これは、出場時間中の一定の貢献を認めた評価と見ていいだろう。
スタッツが語るパフォーマンス
FotMobのデータによると、堂安は67分間出場し、ゴールもアシストも記録していない。
攻撃的なポジションの選手として、直接的な結果を残せなかった点はKickerの低評価に繋がったと見られる。
直近のスタッツ平均と比較すると、パス成功率平均82.3%と安定した数字を残しているものの、デュエル勝率平均29%は課題だ。
肉弾戦での貢献度が低い点は、特にフィジカルが重視されるブンデスリーガにおいて、Kickerのような伝統的なメディアが評価を厳しくする一因となり得る。
メディアごとの評価傾向と今回の位置づけ
堂安の過去平均採点6.33と比較すると、FotMobの6.7は平均を上回る評価だ。

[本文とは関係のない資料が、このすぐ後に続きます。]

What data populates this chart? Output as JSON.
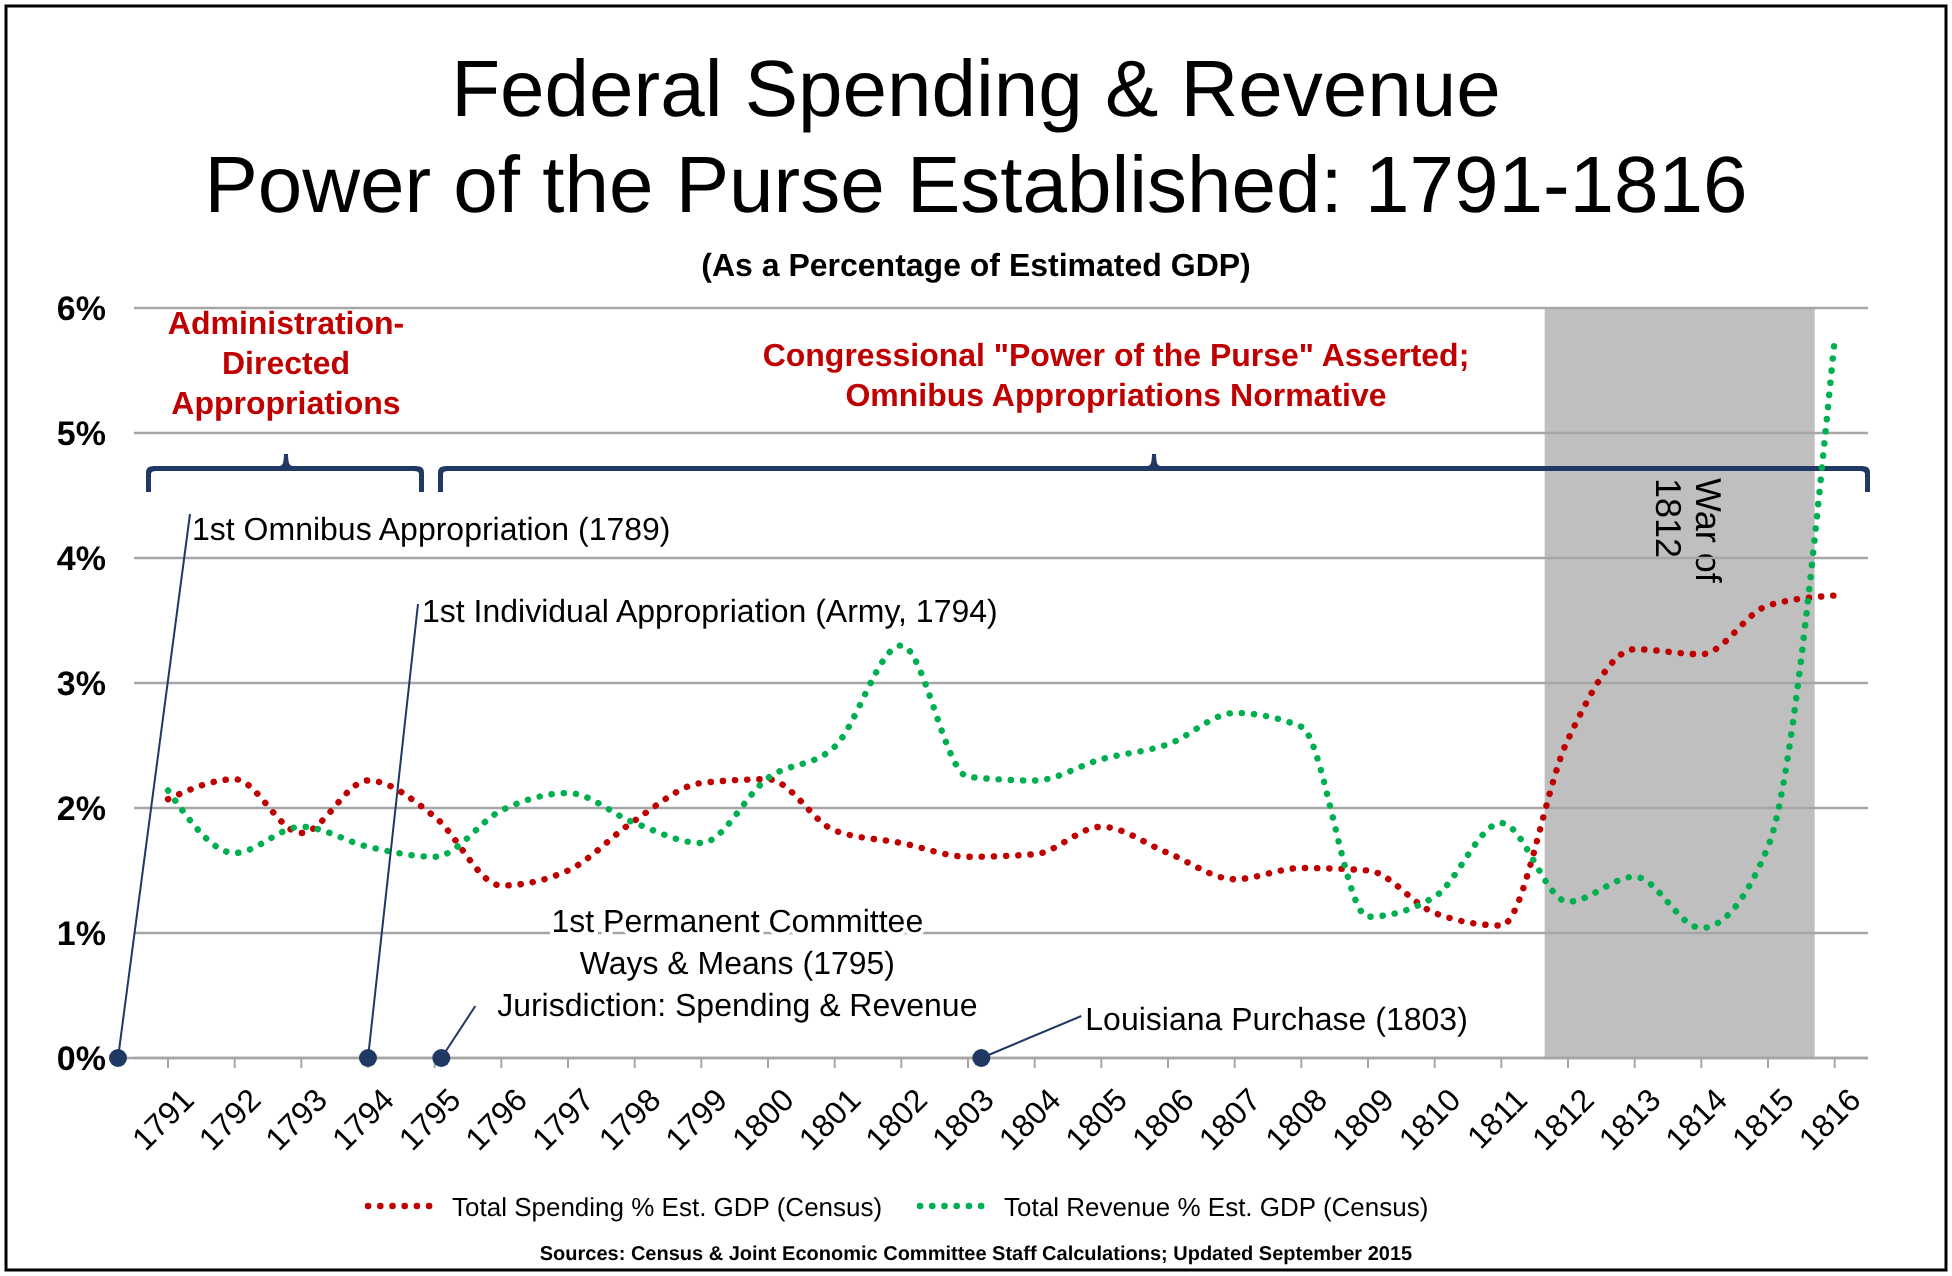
{
  "chart_data": {
    "type": "line",
    "title": "Federal Spending & Revenue\nPower of the Purse Established: 1791-1816",
    "subtitle": "(As a Percentage of Estimated GDP)",
    "x": [
      1791,
      1792,
      1793,
      1794,
      1795,
      1796,
      1797,
      1798,
      1799,
      1800,
      1801,
      1802,
      1803,
      1804,
      1805,
      1806,
      1807,
      1808,
      1809,
      1810,
      1811,
      1812,
      1813,
      1814,
      1815,
      1816
    ],
    "xlim": [
      1790.25,
      1816.5
    ],
    "xticks": [
      1791,
      1792,
      1793,
      1794,
      1795,
      1796,
      1797,
      1798,
      1799,
      1800,
      1801,
      1802,
      1803,
      1804,
      1805,
      1806,
      1807,
      1808,
      1809,
      1810,
      1811,
      1812,
      1813,
      1814,
      1815,
      1816
    ],
    "ylim": [
      0,
      6
    ],
    "yticks": [
      {
        "value": 0,
        "label": "0%"
      },
      {
        "value": 1,
        "label": "1%"
      },
      {
        "value": 2,
        "label": "2%"
      },
      {
        "value": 3,
        "label": "3%"
      },
      {
        "value": 4,
        "label": "4%"
      },
      {
        "value": 5,
        "label": "5%"
      },
      {
        "value": 6,
        "label": "6%"
      }
    ],
    "series": [
      {
        "name": "Total Spending % Est. GDP (Census)",
        "color": "#c00000",
        "values": [
          2.07,
          2.23,
          1.8,
          2.22,
          1.93,
          1.38,
          1.5,
          1.9,
          2.2,
          2.23,
          1.82,
          1.72,
          1.61,
          1.63,
          1.85,
          1.64,
          1.43,
          1.52,
          1.5,
          1.16,
          1.06,
          2.55,
          3.27,
          3.23,
          3.62,
          3.7
        ]
      },
      {
        "name": "Total Revenue % Est. GDP (Census)",
        "color": "#00b050",
        "values": [
          2.14,
          1.64,
          1.85,
          1.69,
          1.61,
          1.98,
          2.12,
          1.88,
          1.72,
          2.24,
          2.49,
          3.3,
          2.25,
          2.22,
          2.39,
          2.51,
          2.76,
          2.65,
          1.13,
          1.29,
          1.88,
          1.25,
          1.45,
          1.04,
          1.69,
          5.75
        ]
      }
    ],
    "bands": [
      {
        "axis": "x",
        "from": 1811.65,
        "to": 1815.7,
        "label": "War of\n1812",
        "color": "#bfbfbf"
      }
    ],
    "annotations": [
      {
        "text": "1st Omnibus Appropriation (1789)",
        "x": 1790.25,
        "y": 0
      },
      {
        "text": "1st Individual Appropriation (Army, 1794)",
        "x": 1794,
        "y": 0
      },
      {
        "text": "1st Permanent Committee\nWays & Means (1795)\nJurisdiction: Spending & Revenue",
        "x": 1795.1,
        "y": 0
      },
      {
        "text": "Louisiana Purchase (1803)",
        "x": 1803.2,
        "y": 0
      },
      "Administration-\nDirected\nAppropriations",
      "Congressional \"Power of the Purse\" Asserted;\nOmnibus Appropriations Normative",
      "Sources: Census & Joint Economic Committee Staff Calculations; Updated September 2015"
    ],
    "grid": "y",
    "legend": "bottom",
    "marker": "none",
    "line_style": "dotted"
  }
}
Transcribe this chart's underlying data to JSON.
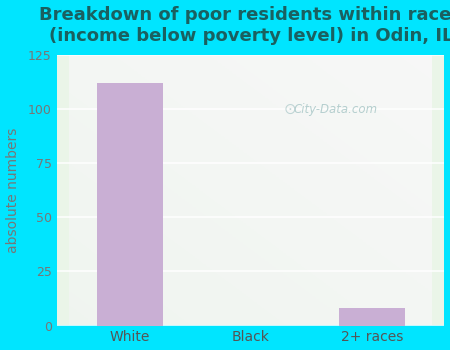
{
  "categories": [
    "White",
    "Black",
    "2+ races"
  ],
  "values": [
    112,
    0,
    8
  ],
  "bar_color": "#c9afd4",
  "title_line1": "Breakdown of poor residents within races",
  "title_line2": "(income below poverty level) in Odin, IL",
  "ylabel": "absolute numbers",
  "ylim": [
    0,
    125
  ],
  "yticks": [
    0,
    25,
    50,
    75,
    100,
    125
  ],
  "bg_outer": "#00e5ff",
  "bg_plot_topleft": "#e8f5e2",
  "bg_plot_topright": "#f5fcf5",
  "watermark": "City-Data.com",
  "title_fontsize": 13,
  "label_fontsize": 10,
  "tick_fontsize": 9,
  "tick_color": "#777777",
  "title_color": "#1a6060",
  "xlabel_color": "#555555"
}
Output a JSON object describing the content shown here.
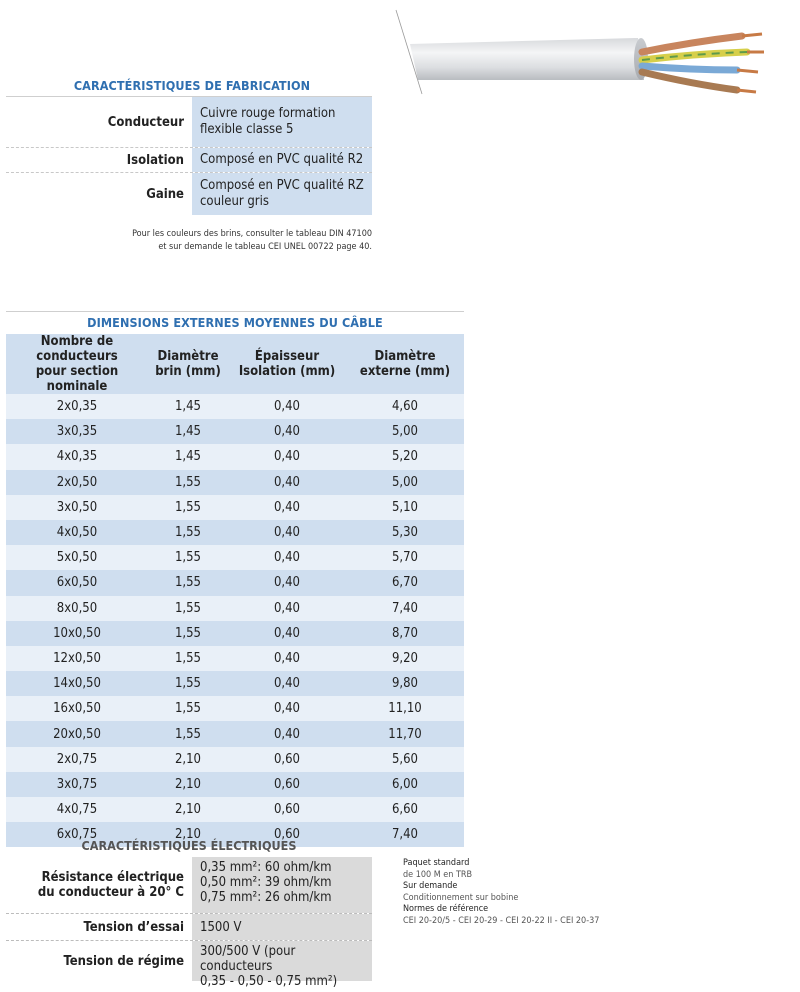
{
  "fabrication": {
    "title": "CARACTÉRISTIQUES DE FABRICATION",
    "rows": [
      {
        "label": "Conducteur",
        "value": "Cuivre rouge formation flexible classe 5"
      },
      {
        "label": "Isolation",
        "value": "Composé en PVC qualité R2"
      },
      {
        "label": "Gaine",
        "value": "Composé en PVC qualité RZ couleur gris"
      }
    ],
    "note_line1": "Pour les couleurs des brins, consulter le tableau DIN 47100",
    "note_line2": "et sur demande le tableau CEI UNEL 00722 page 40."
  },
  "dimensions": {
    "title": "DIMENSIONS EXTERNES MOYENNES DU CÂBLE",
    "headers": [
      {
        "line1": "Nombre de conducteurs",
        "line2": "pour section nominale"
      },
      {
        "line1": "Diamètre",
        "line2": "brin (mm)"
      },
      {
        "line1": "Épaisseur",
        "line2": "Isolation (mm)"
      },
      {
        "line1": "Diamètre",
        "line2": "externe (mm)"
      }
    ],
    "rows": [
      [
        "2x0,35",
        "1,45",
        "0,40",
        "4,60"
      ],
      [
        "3x0,35",
        "1,45",
        "0,40",
        "5,00"
      ],
      [
        "4x0,35",
        "1,45",
        "0,40",
        "5,20"
      ],
      [
        "2x0,50",
        "1,55",
        "0,40",
        "5,00"
      ],
      [
        "3x0,50",
        "1,55",
        "0,40",
        "5,10"
      ],
      [
        "4x0,50",
        "1,55",
        "0,40",
        "5,30"
      ],
      [
        "5x0,50",
        "1,55",
        "0,40",
        "5,70"
      ],
      [
        "6x0,50",
        "1,55",
        "0,40",
        "6,70"
      ],
      [
        "8x0,50",
        "1,55",
        "0,40",
        "7,40"
      ],
      [
        "10x0,50",
        "1,55",
        "0,40",
        "8,70"
      ],
      [
        "12x0,50",
        "1,55",
        "0,40",
        "9,20"
      ],
      [
        "14x0,50",
        "1,55",
        "0,40",
        "9,80"
      ],
      [
        "16x0,50",
        "1,55",
        "0,40",
        "11,10"
      ],
      [
        "20x0,50",
        "1,55",
        "0,40",
        "11,70"
      ],
      [
        "2x0,75",
        "2,10",
        "0,60",
        "5,60"
      ],
      [
        "3x0,75",
        "2,10",
        "0,60",
        "6,00"
      ],
      [
        "4x0,75",
        "2,10",
        "0,60",
        "6,60"
      ],
      [
        "6x0,75",
        "2,10",
        "0,60",
        "7,40"
      ]
    ]
  },
  "electrical": {
    "title": "CARACTÉRISTIQUES ÉLECTRIQUES",
    "rows": [
      {
        "label_lines": [
          "Résistance électrique",
          "du conducteur à 20° C"
        ],
        "value_lines": [
          "0,35 mm²: 60 ohm/km",
          "0,50 mm²: 39 ohm/km",
          "0,75 mm²: 26 ohm/km"
        ]
      },
      {
        "label_lines": [
          "Tension d’essai"
        ],
        "value_lines": [
          "1500 V"
        ]
      },
      {
        "label_lines": [
          "Tension de régime"
        ],
        "value_lines": [
          "300/500 V (pour conducteurs",
          "0,35 - 0,50 - 0,75 mm²)"
        ]
      }
    ]
  },
  "side_info": [
    {
      "kind": "head",
      "text": "Paquet standard"
    },
    {
      "kind": "text",
      "text": "de 100 M en TRB"
    },
    {
      "kind": "head",
      "text": "Sur demande"
    },
    {
      "kind": "text",
      "text": "Conditionnement sur bobine"
    },
    {
      "kind": "head",
      "text": "Normes de référence"
    },
    {
      "kind": "text",
      "text": "CEI 20-20/5 - CEI 20-29 - CEI 20-22 II - CEI 20-37"
    }
  ],
  "colors": {
    "accent_blue": "#2f6fb0",
    "cell_blue": "#cfdeef",
    "cell_light_blue": "#e9f0f8",
    "cell_grey": "#dadada"
  },
  "icons": {
    "cable_image": "multi-core-cable-illustration"
  }
}
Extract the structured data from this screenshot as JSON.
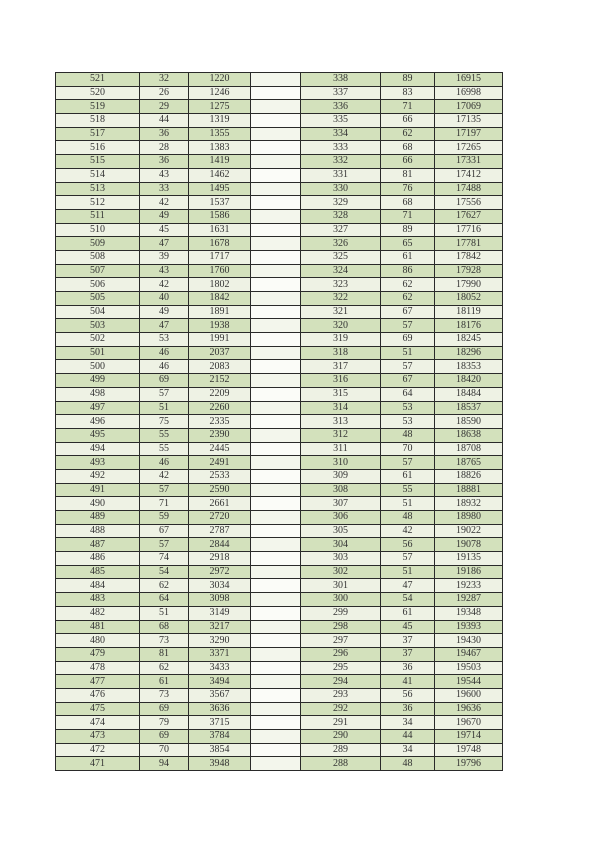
{
  "table": {
    "left": [
      [
        "521",
        "32",
        "1220"
      ],
      [
        "520",
        "26",
        "1246"
      ],
      [
        "519",
        "29",
        "1275"
      ],
      [
        "518",
        "44",
        "1319"
      ],
      [
        "517",
        "36",
        "1355"
      ],
      [
        "516",
        "28",
        "1383"
      ],
      [
        "515",
        "36",
        "1419"
      ],
      [
        "514",
        "43",
        "1462"
      ],
      [
        "513",
        "33",
        "1495"
      ],
      [
        "512",
        "42",
        "1537"
      ],
      [
        "511",
        "49",
        "1586"
      ],
      [
        "510",
        "45",
        "1631"
      ],
      [
        "509",
        "47",
        "1678"
      ],
      [
        "508",
        "39",
        "1717"
      ],
      [
        "507",
        "43",
        "1760"
      ],
      [
        "506",
        "42",
        "1802"
      ],
      [
        "505",
        "40",
        "1842"
      ],
      [
        "504",
        "49",
        "1891"
      ],
      [
        "503",
        "47",
        "1938"
      ],
      [
        "502",
        "53",
        "1991"
      ],
      [
        "501",
        "46",
        "2037"
      ],
      [
        "500",
        "46",
        "2083"
      ],
      [
        "499",
        "69",
        "2152"
      ],
      [
        "498",
        "57",
        "2209"
      ],
      [
        "497",
        "51",
        "2260"
      ],
      [
        "496",
        "75",
        "2335"
      ],
      [
        "495",
        "55",
        "2390"
      ],
      [
        "494",
        "55",
        "2445"
      ],
      [
        "493",
        "46",
        "2491"
      ],
      [
        "492",
        "42",
        "2533"
      ],
      [
        "491",
        "57",
        "2590"
      ],
      [
        "490",
        "71",
        "2661"
      ],
      [
        "489",
        "59",
        "2720"
      ],
      [
        "488",
        "67",
        "2787"
      ],
      [
        "487",
        "57",
        "2844"
      ],
      [
        "486",
        "74",
        "2918"
      ],
      [
        "485",
        "54",
        "2972"
      ],
      [
        "484",
        "62",
        "3034"
      ],
      [
        "483",
        "64",
        "3098"
      ],
      [
        "482",
        "51",
        "3149"
      ],
      [
        "481",
        "68",
        "3217"
      ],
      [
        "480",
        "73",
        "3290"
      ],
      [
        "479",
        "81",
        "3371"
      ],
      [
        "478",
        "62",
        "3433"
      ],
      [
        "477",
        "61",
        "3494"
      ],
      [
        "476",
        "73",
        "3567"
      ],
      [
        "475",
        "69",
        "3636"
      ],
      [
        "474",
        "79",
        "3715"
      ],
      [
        "473",
        "69",
        "3784"
      ],
      [
        "472",
        "70",
        "3854"
      ],
      [
        "471",
        "94",
        "3948"
      ]
    ],
    "right": [
      [
        "338",
        "89",
        "16915"
      ],
      [
        "337",
        "83",
        "16998"
      ],
      [
        "336",
        "71",
        "17069"
      ],
      [
        "335",
        "66",
        "17135"
      ],
      [
        "334",
        "62",
        "17197"
      ],
      [
        "333",
        "68",
        "17265"
      ],
      [
        "332",
        "66",
        "17331"
      ],
      [
        "331",
        "81",
        "17412"
      ],
      [
        "330",
        "76",
        "17488"
      ],
      [
        "329",
        "68",
        "17556"
      ],
      [
        "328",
        "71",
        "17627"
      ],
      [
        "327",
        "89",
        "17716"
      ],
      [
        "326",
        "65",
        "17781"
      ],
      [
        "325",
        "61",
        "17842"
      ],
      [
        "324",
        "86",
        "17928"
      ],
      [
        "323",
        "62",
        "17990"
      ],
      [
        "322",
        "62",
        "18052"
      ],
      [
        "321",
        "67",
        "18119"
      ],
      [
        "320",
        "57",
        "18176"
      ],
      [
        "319",
        "69",
        "18245"
      ],
      [
        "318",
        "51",
        "18296"
      ],
      [
        "317",
        "57",
        "18353"
      ],
      [
        "316",
        "67",
        "18420"
      ],
      [
        "315",
        "64",
        "18484"
      ],
      [
        "314",
        "53",
        "18537"
      ],
      [
        "313",
        "53",
        "18590"
      ],
      [
        "312",
        "48",
        "18638"
      ],
      [
        "311",
        "70",
        "18708"
      ],
      [
        "310",
        "57",
        "18765"
      ],
      [
        "309",
        "61",
        "18826"
      ],
      [
        "308",
        "55",
        "18881"
      ],
      [
        "307",
        "51",
        "18932"
      ],
      [
        "306",
        "48",
        "18980"
      ],
      [
        "305",
        "42",
        "19022"
      ],
      [
        "304",
        "56",
        "19078"
      ],
      [
        "303",
        "57",
        "19135"
      ],
      [
        "302",
        "51",
        "19186"
      ],
      [
        "301",
        "47",
        "19233"
      ],
      [
        "300",
        "54",
        "19287"
      ],
      [
        "299",
        "61",
        "19348"
      ],
      [
        "298",
        "45",
        "19393"
      ],
      [
        "297",
        "37",
        "19430"
      ],
      [
        "296",
        "37",
        "19467"
      ],
      [
        "295",
        "36",
        "19503"
      ],
      [
        "294",
        "41",
        "19544"
      ],
      [
        "293",
        "56",
        "19600"
      ],
      [
        "292",
        "36",
        "19636"
      ],
      [
        "291",
        "34",
        "19670"
      ],
      [
        "290",
        "44",
        "19714"
      ],
      [
        "289",
        "34",
        "19748"
      ],
      [
        "288",
        "48",
        "19796"
      ]
    ]
  },
  "colors": {
    "row_dark": "#d3e1bc",
    "row_light": "#eef2e4",
    "border": "#2a2a2a"
  }
}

FotMobのメディア別平均採点6.47と比較しても、今回の6.7は悪くない。
データ上は一定のプレーを見せたことを示唆する。
一方で、Kickerの5.2は、過去平均を大きく下回る。
これは、彼らが試合の展開や勝敗に直結する決定的なプレー、あるいはチームへのインパクトという観点から、堂安の貢献が不足していたと判断したことを意味する。
ちなみに、Gazzetta dello Sportは直近の試合で一貫して5.5という採点をつけており、メディアによって評価基準が大きく異なることがよくわかる。
筆者の見解:採点差の背景と妥当性
KickerとFotMobの採点差は、評価のアプローチの違いから生じている。
- Kickerの視点
試合全体における影響力や、攻撃での決定的な局面への関与を重視した評価と見る。
デュエル勝率の低さや、ゴール・アシストといった目に見える結果の欠如が、厳しい採点に直結したのだろう。 - FotMobの視点
パス成功率などの客観的なスタッツに基づき、ボールロストの少なさや、攻撃の組み立てにおける一定の貢献を評価したと推測できる。
出場時間67分という中で、及第点を与えられるだけのプレーはあったと判断したのだろう。
筆者としては、今回の試合における堂安のパフォーマンスはFotMobの6.7に近いと見る。
ゴールやアシストといった直接的な数字は残せなかったものの、ボールを動かし、攻撃のリズムを作る役割は果たしていたはずだ。
Kickerの5.2は、攻撃を牽引する立場としては物足りないというメッセージが含まれているのかもしれないが、やや厳しすぎる印象を受ける。